Trustworthy and Responsible AI-Centric Test Engineering (TRACE)
Software Center
Funding Agency: Software Center
Principle Investigators: Gregory Gay, Eduard Enoiu (Mälardalen University)
Involved Lab Members: Gregory Gay, Francisco Gomes de Oliveira Neto
Other Researchers: Eduard Enoiu, Jean Malm (Mälardalen University)
Industrial Collaborators: Ericsson, Grudfos, Volvo AB, Volvo Car Corporation, Volvo Construction Equipment, Zenseact
Publications: (van Heijningen et al., 2024)

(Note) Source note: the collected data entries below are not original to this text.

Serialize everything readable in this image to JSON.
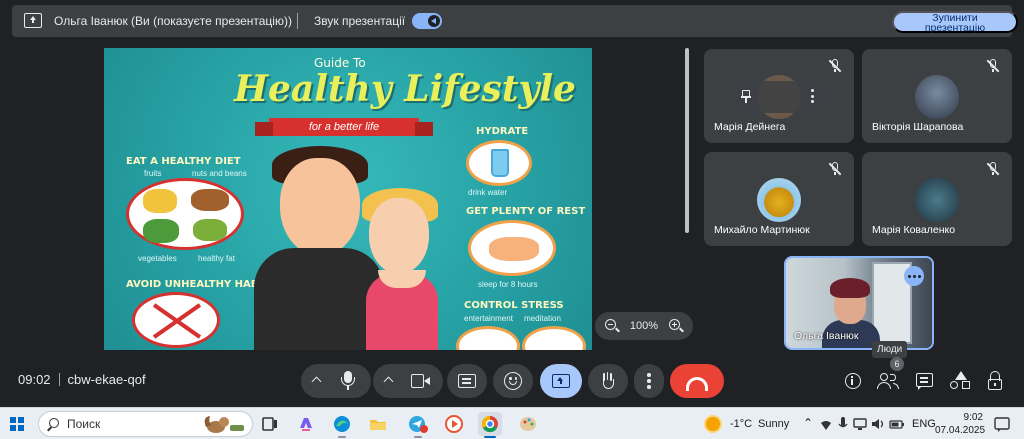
{
  "banner": {
    "title": "Ольга Іванюк (Ви (показуєте презентацію))",
    "sound_label": "Звук презентації",
    "stop_label": "Зупинити\nпрезентацію"
  },
  "slide": {
    "guide": "Guide To",
    "headline": "Healthy Lifestyle",
    "ribbon": "for a better life",
    "sections": {
      "eat": "EAT A HEALTHY DIET",
      "fruits": "fruits",
      "nuts": "nuts and beans",
      "vegetables": "vegetables",
      "fat": "healthy fat",
      "hydrate": "HYDRATE",
      "drink": "drink water",
      "rest": "GET PLENTY OF REST",
      "sleep": "sleep for 8 hours",
      "avoid": "AVOID UNHEALTHY HABITS",
      "stress": "CONTROL STRESS",
      "entertainment": "entertainment",
      "meditation": "meditation"
    }
  },
  "zoom": {
    "value": "100%"
  },
  "participants": [
    {
      "name": "Марія Дейнега",
      "avatar_color": "#6b5a4a",
      "pinned_controls": true
    },
    {
      "name": "Вікторія Шарапова",
      "avatar_color": "#4a5566"
    },
    {
      "name": "Михайло Мартинюк",
      "avatar_color": "#e0b820"
    },
    {
      "name": "Марія Коваленко",
      "avatar_color": "#2c4a5a"
    }
  ],
  "self": {
    "name": "Ольга Іванюк"
  },
  "tooltip": {
    "people": "Люди"
  },
  "people_count": "6",
  "meeting": {
    "time": "09:02",
    "code": "cbw-ekae-qof"
  },
  "taskbar": {
    "search_placeholder": "Поиск",
    "weather": "-1°C",
    "weather_text": "Sunny",
    "lang": "ENG",
    "time": "9:02",
    "date": "07.04.2025"
  },
  "colors": {
    "accent": "#8ab4f8",
    "present_active": "#a8c7fa",
    "hangup": "#ea4335",
    "tile": "#3c4043"
  }
}
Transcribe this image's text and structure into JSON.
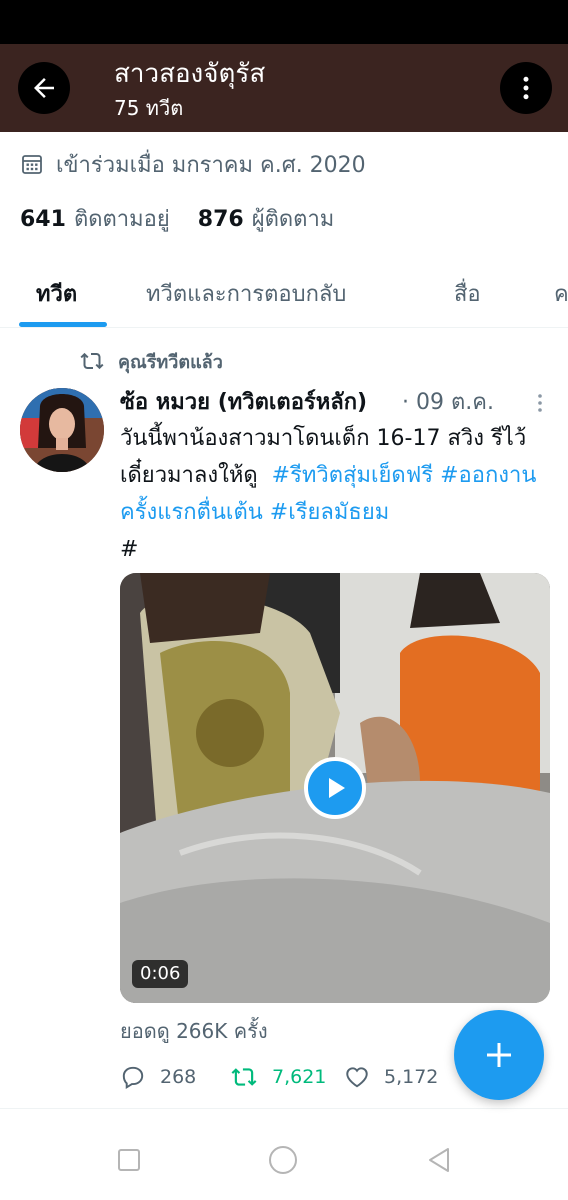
{
  "header": {
    "title": "สาวสองจัตุรัส",
    "subtitle": "75 ทวีต"
  },
  "profile": {
    "joined": "เข้าร่วมเมื่อ มกราคม ค.ศ. 2020",
    "following_count": "641",
    "following_label": "ติดตามอยู่",
    "followers_count": "876",
    "followers_label": "ผู้ติดตาม"
  },
  "tabs": [
    {
      "label": "ทวีต",
      "active": true
    },
    {
      "label": "ทวีตและการตอบกลับ",
      "active": false
    },
    {
      "label": "สื่อ",
      "active": false
    },
    {
      "label": "ค",
      "active": false
    }
  ],
  "tweet": {
    "retweet_label": "คุณรีทวีตแล้ว",
    "author": "ซ้อ หมวย (ทวิตเตอร์หลัก)",
    "date": "· 09 ต.ค.",
    "text_plain": "วันนี้พาน้องสาวมาโดนเด็ก 16-17 สวิง รีไว้เดี๋ยวมาลงให้ดู",
    "hashtag_1": "#รีทวิตสุ่มเย็ดฟรี",
    "hashtag_2": "#ออกงานครั้งแรกตื่นเต้น",
    "hashtag_3": "#เรียลมัธยม",
    "trailing": "#",
    "video_duration": "0:06",
    "views": "ยอดดู 266K ครั้ง",
    "replies": "268",
    "retweets": "7,621",
    "likes": "5,172"
  },
  "colors": {
    "header_bg": "#3b2420",
    "accent": "#1d9bf0",
    "retweet_green": "#00ba7c",
    "secondary_text": "#536471"
  },
  "icons": {
    "back": "arrow-left-icon",
    "more": "more-vertical-icon",
    "calendar": "calendar-icon",
    "retweet": "retweet-icon",
    "reply": "reply-icon",
    "like": "heart-icon",
    "compose": "plus-icon",
    "play": "play-icon"
  }
}
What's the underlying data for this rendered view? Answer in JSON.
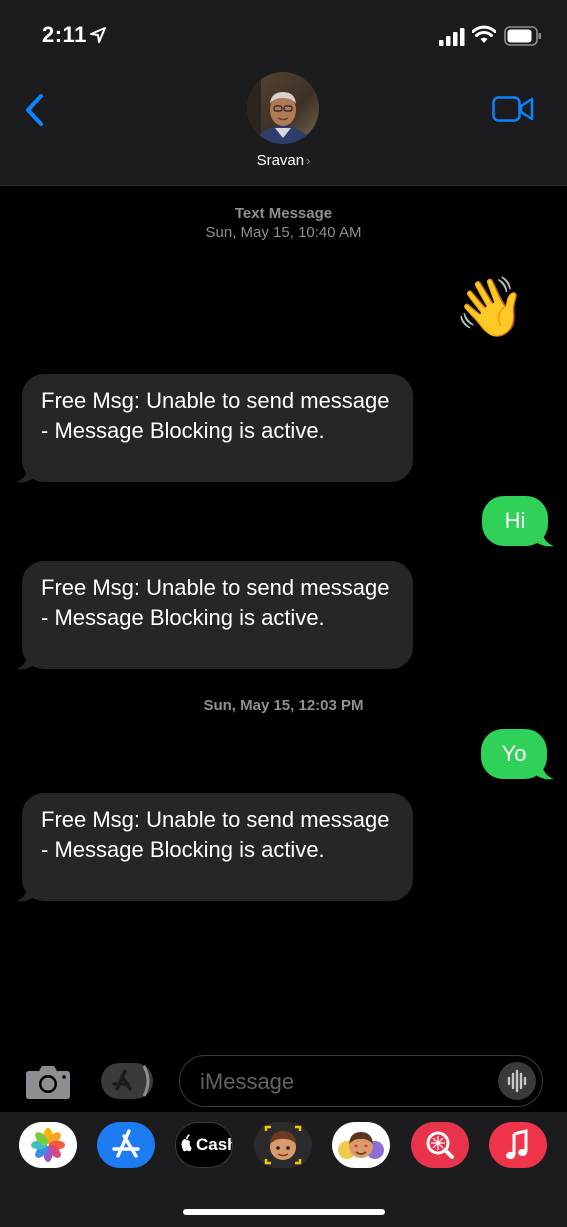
{
  "status_bar": {
    "time": "2:11"
  },
  "header": {
    "contact_name": "Sravan",
    "name_chevron": "›"
  },
  "thread": {
    "first_stamp": {
      "service": "Text Message",
      "datetime": "Sun, May 15, 10:40 AM"
    },
    "second_stamp": {
      "datetime": "Sun, May 15, 12:03 PM"
    },
    "wave_emoji": "👋",
    "incoming_1": " Free Msg: Unable to send message - Message Blocking is active.",
    "outgoing_hi": "Hi",
    "incoming_2": " Free Msg: Unable to send message - Message Blocking is active.",
    "outgoing_yo": "Yo",
    "incoming_3": " Free Msg: Unable to send message - Message Blocking is active."
  },
  "input_bar": {
    "placeholder": "iMessage"
  },
  "app_drawer": {
    "apps": [
      {
        "name": "photos-app-icon"
      },
      {
        "name": "app-store-app-icon"
      },
      {
        "name": "apple-cash-app-icon",
        "label": "Cash"
      },
      {
        "name": "memoji-app-icon"
      },
      {
        "name": "memoji-stickers-app-icon"
      },
      {
        "name": "search-images-app-icon"
      },
      {
        "name": "music-app-icon"
      }
    ]
  },
  "colors": {
    "accent_blue": "#0a84ff",
    "outgoing_bubble": "#30d158",
    "incoming_bubble": "#262628",
    "header_bg": "#1c1c1e"
  }
}
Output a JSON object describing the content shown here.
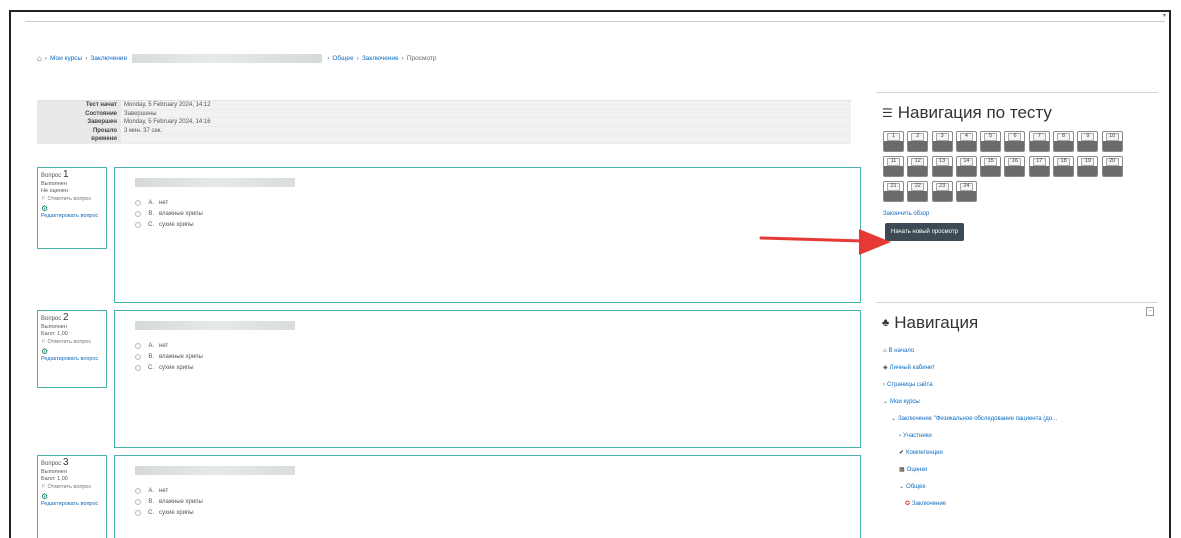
{
  "breadcrumb": {
    "home_icon": "home-icon",
    "items": [
      "Мои курсы",
      "Заключение",
      "Общее",
      "Заключение",
      "Просмотр"
    ]
  },
  "summary": [
    {
      "label": "Тест начат",
      "value": "Monday, 5 February 2024, 14:12"
    },
    {
      "label": "Состояние",
      "value": "Завершены"
    },
    {
      "label": "Завершен",
      "value": "Monday, 5 February 2024, 14:16"
    },
    {
      "label": "Прошло",
      "value": "3 мин. 37 сек."
    },
    {
      "label": "времени",
      "value": ""
    }
  ],
  "questions": [
    {
      "label": "Вопрос",
      "number": "1",
      "status": "Выполнен",
      "grade": "Не оценен",
      "flag": "Отметить вопрос",
      "edit": "Редактировать вопрос",
      "answers": [
        {
          "letter": "A.",
          "text": "нет"
        },
        {
          "letter": "B.",
          "text": "влажные хрипы"
        },
        {
          "letter": "C.",
          "text": "сухие хрипы"
        }
      ]
    },
    {
      "label": "Вопрос",
      "number": "2",
      "status": "Выполнен",
      "grade": "Балл: 1,00",
      "flag": "Отметить вопрос",
      "edit": "Редактировать вопрос",
      "answers": [
        {
          "letter": "A.",
          "text": "нет"
        },
        {
          "letter": "B.",
          "text": "влажные хрипы"
        },
        {
          "letter": "C.",
          "text": "сухие хрипы"
        }
      ]
    },
    {
      "label": "Вопрос",
      "number": "3",
      "status": "Выполнен",
      "grade": "Балл: 1,00",
      "flag": "Отметить вопрос",
      "edit": "Редактировать вопрос",
      "answers": [
        {
          "letter": "A.",
          "text": "нет"
        },
        {
          "letter": "B.",
          "text": "влажные хрипы"
        },
        {
          "letter": "C.",
          "text": "сухие хрипы"
        }
      ]
    }
  ],
  "quiz_nav": {
    "title": "Навигация по тесту",
    "buttons": [
      "1",
      "2",
      "3",
      "4",
      "5",
      "6",
      "7",
      "8",
      "9",
      "10",
      "11",
      "12",
      "13",
      "14",
      "15",
      "16",
      "17",
      "18",
      "19",
      "20",
      "21",
      "22",
      "23",
      "24"
    ],
    "finish_link": "Закончить обзор",
    "new_attempt": "Начать новый просмотр"
  },
  "navigation": {
    "title": "Навигация",
    "items": [
      {
        "text": "В начало",
        "icon": "home-icon"
      },
      {
        "text": "Личный кабинет",
        "icon": "dashboard-icon"
      },
      {
        "text": "Страницы сайта",
        "icon": "chevron-right-icon"
      },
      {
        "text": "Мои курсы",
        "icon": "chevron-down-icon"
      },
      {
        "text": "Заключение \"Физикальное обследование пациента (до...",
        "icon": "chevron-down-icon"
      },
      {
        "text": "Участники",
        "icon": "chevron-right-icon"
      },
      {
        "text": "Компетенции",
        "icon": "check-icon"
      },
      {
        "text": "Оценки",
        "icon": "grades-icon"
      },
      {
        "text": "Общее",
        "icon": "chevron-down-icon"
      },
      {
        "text": "Заключение",
        "icon": "quiz-icon"
      }
    ]
  },
  "colors": {
    "accent_border": "#4ab2a6",
    "link": "#0f6cbf",
    "arrow": "#e53935",
    "nav_fill": "#6b6b6b"
  }
}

Software testing is, in general, a notoriously expensive and effort-intensive process. The integration of artificial intelligence and machine learning into the software testing and analysis processes offers a transformative approach to optimizing test case design, selection, execution, and maintenance.
AI and ML can be used to automate or support activities throughout the testing process, including the creation of new test cases, extension or maintenance of existing test cases, detection and re-creation of anomalies, analysis of system logs, suggestions on how to improve test suite quality, and prioritization of tests to execute in CI/CD pipelines.
Such support - commonly delivered either by fully or partially autonomous software agents or as part of an interactive human-in-the-loop process (e.g., where developers and the tool “chat” with each other) - could lead to major reductions in cost to develop - and major improvements in the resulting quality - of the complex software that powers our society. This support could play a critical role in reducing the cost of testing and in ensuring that developers can focus on critical challenges.
However, there are also tremendous risks in improperly integrating AI/ML tools into the testing process. AI-based prediction models can introduce challenges such as unpredictability and a lack of explainability. Given the mission-critical nature of the tested systems, these tools must be effective, transparent, unbiased, and aligned with human needs and requirements.
The goal of this project is to explore, investigate, implement, and evaluate a trustworthy, human-centric AI-driven testing process. Our vision is that such a process:
- Uses AI and ML to augment, rather than replace, developers.
- Enables developers to make effective, data-driven decisions during testing.
- Offers trustworthy, repeatable, and explainable results.
This project is an umbrella for multiple related sub-projects. The topics currently under investigation inclide:
- LLM-enabled fault localization.
- Generation of human-like test cases using AI/ML techniques.
- Exploration of synergies between human and automated test creation.
- Investigation of cognitive and human factors to improve test automation.
- Integration of automated testing tools into the developer workflow.
- Investigation of trust challenges in test automation.
- Integration of visualization and data analysis techniques to support testing.